Before him materialized a colossal figure — Nanook, the Aeon of Destruction. Their presence was overwhelming, a manifestation of entropy itself.
Ethan tried to speak, to question, but no words came. His voice was lost in the void.
From his chest, his coin floated upward, drawn toward Nanook. Ethan reached out, desperation in his eyes, but his movements were sluggish, as if time itself resisted him.
Nanook grasped the coin, examining it with a mix of curiosity and recognition.
"This... bears the mark of Destruction," Nanook intoned, their voice resonating through the cosmos. "A fragment of my essence, yet altered."
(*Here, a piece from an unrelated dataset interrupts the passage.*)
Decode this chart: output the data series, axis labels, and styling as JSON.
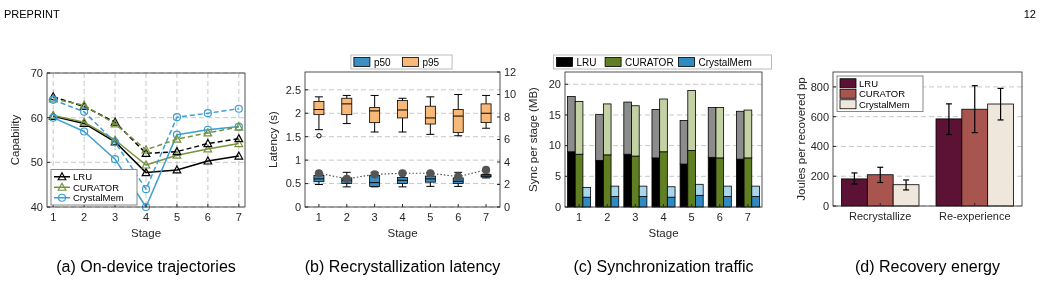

They extended their hand, returning the coin to Ethan. "Your path is entwined with mine, but your choices remain your own."
With that, Nanook vanished, the stars swallowing their form.
Return to Reality
Welt was there in an instant. He drove his cane into the ground, sending out stabilizing energy. A field of order formed around Ethan, dulling the light, sealing the cracks—barely.
"You went too far," Welt said quietly. "Reckless… but impressive."
Himeko knelt beside him, voice tight. "We'll talk about what that was later. For now—just breathe."
Nearby, Stelle staggered, her eyes wild with the remnants of her vision. Energy flared around her, uncontrolled.
Welt moved swiftly, placing a calming hand on her shoulder. "Focus, Stelle. You're here. You're safe."
The energy subsided, the chaos within her quelled by Welt's presence.